Want a managed solution? Checkout Sourcebot Cloud.

Sourcebot is open source and can be self-hosted using our official Docker image.

Quick Start Guide

1

Create a config

By default, Sourcebot requires a configuration file with a list of code host connections that specify what repositories should be synced (cloned and indexed). To get started, run the following command to create a starter config.json:

touch config.json
echo '{
    "$schema": "https://raw.githubusercontent.com/sourcebot-dev/sourcebot/main/schemas/v3/index.json",
    "connections": {
        // Comments are supported
        "starter-connection": {
            "type": "github",
            "repos": [
                "sourcebot-dev/sourcebot"
            ]
        }
    }
}' > config.json

This config creates a single GitHub connection named starter-connection that specifies Sourcebot as a repo to sync.

2

Launch your instance

Sourcebot is packaged as a single Docker image. In the same directory as config.json, run the following command to start your instance:

docker run \
    -p 3000:3000 \
    --pull=always \
    --rm \
    -v $(pwd):/data \
    -e CONFIG_PATH=/data/config.json \
    --name sourcebot \
    ghcr.io/sourcebot-dev/sourcebot:latest

Navigate to localhost:3000 to start searching the Sourcebot repo.

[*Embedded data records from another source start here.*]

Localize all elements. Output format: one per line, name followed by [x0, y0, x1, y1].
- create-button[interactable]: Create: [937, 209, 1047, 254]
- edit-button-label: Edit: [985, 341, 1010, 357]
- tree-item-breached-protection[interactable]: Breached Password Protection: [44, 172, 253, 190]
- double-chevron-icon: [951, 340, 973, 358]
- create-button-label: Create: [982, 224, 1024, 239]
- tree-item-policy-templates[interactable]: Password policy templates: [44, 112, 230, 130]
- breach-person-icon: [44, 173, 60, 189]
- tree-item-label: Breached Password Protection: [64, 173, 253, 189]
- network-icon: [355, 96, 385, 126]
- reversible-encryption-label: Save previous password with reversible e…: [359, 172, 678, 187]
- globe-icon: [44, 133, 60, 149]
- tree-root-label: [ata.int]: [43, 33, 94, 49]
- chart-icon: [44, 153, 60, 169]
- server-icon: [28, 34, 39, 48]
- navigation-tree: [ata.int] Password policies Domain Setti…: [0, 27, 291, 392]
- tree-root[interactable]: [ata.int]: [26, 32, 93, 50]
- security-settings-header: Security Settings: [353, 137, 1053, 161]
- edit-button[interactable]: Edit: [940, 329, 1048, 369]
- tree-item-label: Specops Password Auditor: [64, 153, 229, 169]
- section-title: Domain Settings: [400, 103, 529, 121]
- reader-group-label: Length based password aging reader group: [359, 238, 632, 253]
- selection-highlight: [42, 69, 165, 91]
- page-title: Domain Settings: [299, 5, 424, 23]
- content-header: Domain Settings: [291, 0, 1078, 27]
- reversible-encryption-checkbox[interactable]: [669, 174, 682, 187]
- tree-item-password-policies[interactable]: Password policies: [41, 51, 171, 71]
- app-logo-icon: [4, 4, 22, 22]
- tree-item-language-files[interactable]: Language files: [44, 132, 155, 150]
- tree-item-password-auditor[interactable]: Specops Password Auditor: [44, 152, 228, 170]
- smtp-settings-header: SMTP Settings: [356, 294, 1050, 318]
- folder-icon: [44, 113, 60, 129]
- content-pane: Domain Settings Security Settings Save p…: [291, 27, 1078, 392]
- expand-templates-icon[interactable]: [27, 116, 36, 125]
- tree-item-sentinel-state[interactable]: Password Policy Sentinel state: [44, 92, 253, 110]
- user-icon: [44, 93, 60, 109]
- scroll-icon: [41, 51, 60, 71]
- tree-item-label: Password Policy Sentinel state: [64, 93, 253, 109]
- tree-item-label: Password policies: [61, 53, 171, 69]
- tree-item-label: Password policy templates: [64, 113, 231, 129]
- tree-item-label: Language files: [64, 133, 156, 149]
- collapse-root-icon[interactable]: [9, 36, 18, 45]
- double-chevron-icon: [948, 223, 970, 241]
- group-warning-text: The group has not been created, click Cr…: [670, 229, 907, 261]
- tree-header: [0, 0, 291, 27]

Hit an issue? Please let us know on GitHub discussions or by emailing us.
3

Link your code

Sourcebot supports indexing public & private code on the following code hosts:

Missing your code host? Submit a feature request on GitHub.

Architecture

Sourcebot is shipped as a single docker container that runs a collection of services using supervisord:

Sourcebot consists of the following components:

  • Web Server : main Next.js web application serving the Sourcebot UI.
  • Backend Worker : Node.js process that incrementally syncs with code hosts (e.g., GitHub, GitLab etc.) and asynchronously indexes configured repositories.
  • Zoekt : the open-source, trigram indexing code search engine that powers Sourcebot under the hood.
  • Postgres : transactional database for storing business-logic data.
  • Redis Job Queue : fast in-memory store. Used with BullMQ for queuing asynchronous work.
  • .sourcebot/ cache : file-system cache where persistent data is written.

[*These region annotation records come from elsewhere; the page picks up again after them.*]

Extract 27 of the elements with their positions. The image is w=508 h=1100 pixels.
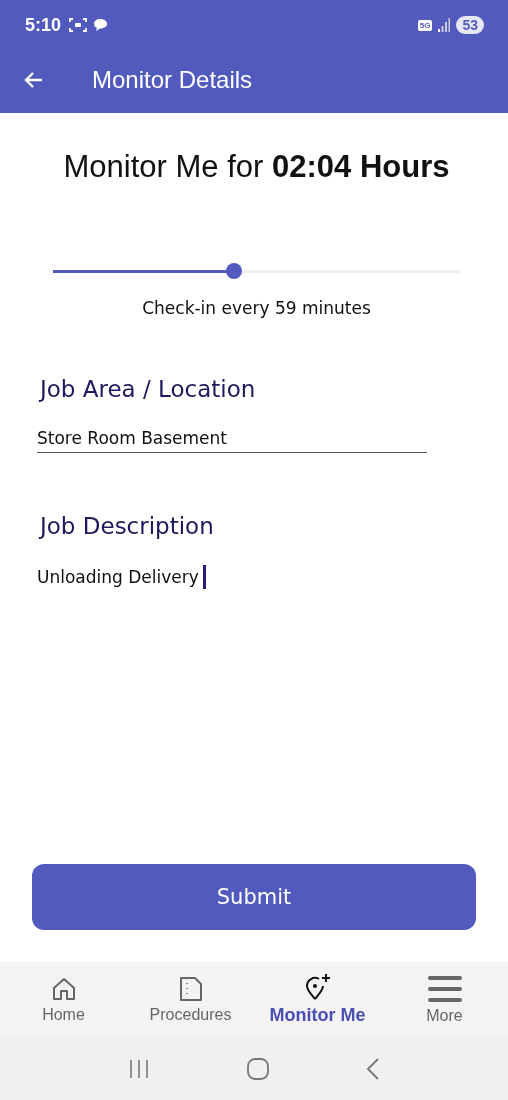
nav-tab[interactable]: Home <box>0 962 127 1037</box>
nav-tab[interactable]: More <box>381 962 508 1037</box>
home-button-icon[interactable] <box>247 1057 269 1080</box>
nav-tab[interactable]: Monitor Me <box>254 962 381 1037</box>
duration-heading: Monitor Me for 02:04 Hours <box>62 149 451 185</box>
input-field[interactable]: Store Room Basement <box>37 428 427 453</box>
recent-apps-icon[interactable] <box>128 1058 151 1079</box>
back-nav-icon[interactable] <box>365 1057 380 1080</box>
field-label: Job Area / Location <box>40 376 257 402</box>
chat-bubble-icon <box>93 18 109 32</box>
signal-icon <box>438 18 451 32</box>
battery-indicator: 53 <box>456 16 484 34</box>
menu-icon <box>427 974 462 1003</box>
checkin-interval-text: Check-in every 59 minutes <box>141 298 372 318</box>
interval-slider[interactable] <box>53 261 460 281</box>
location-pin-add-icon <box>303 973 332 1001</box>
nav-tab[interactable]: Procedures <box>127 962 254 1037</box>
document-icon <box>177 975 204 1002</box>
input-field[interactable]: Unloading Delivery <box>37 565 427 593</box>
network-badge: 5G <box>417 19 433 31</box>
screen-title: Monitor Details <box>92 65 253 94</box>
home-icon <box>50 975 77 1002</box>
slider-thumb[interactable] <box>226 262 243 279</box>
submit-button[interactable]: Submit <box>32 864 476 930</box>
status-time: 5:10 <box>25 14 62 36</box>
field-label: Job Description <box>40 513 215 539</box>
screenshot-icon <box>69 17 88 33</box>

You can use managed Redis / Postgres services that run outside of the Sourcebot container by providing the REDIS_URL and DATABASE_URL environment variables, respectively. See the configuration for more configuration options.

Scalability

One of our design philosophies for Sourcebot is to keep our infrastructure radically simple while balancing scalability concerns. Depending on the number of repositories you have indexed and the instance you are running Sourcebot on, you may experience slow search times or other performance degradations. Our recommendation is to vertically scale your instance by increasing the number of CPU cores and memory.

Sourcebot does not support horizontal scaling at this time, but it is on our roadmap. If this is something your team would be interested in, please contact us at team@sourcebot.dev.

Telemetry

By default, Sourcebot collects anonymized usage data through PostHog to help us improve the performance and reliability of our tool. We don’t collect or transmit any information related to your codebase. In addition, all events are sanitized to ensure that no sensitive details (ex. ip address, query info) leave your machine.

The data we collect includes general usage statistics and metadata such as query performance (e.g., search duration, error rates) to monitor the application’s health and functionality. This information helps us better understand how Sourcebot is used and where improvements can be made.

If you’d like to disable all telemetry, you can do so by setting the environment variable SOURCEBOT_TELEMETRY_DISABLED to true:

docker run \
  -e SOURCEBOT_TELEMETRY_DISABLED=true \
  /* additional args */ \
  ghcr.io/sourcebot-dev/sourcebot:latest

If you disabled telemetry correctly, you’ll see the following log when starting Sourcebot:

Disabling telemetry since SOURCEBOT_TELEMETRY_DISABLED was set.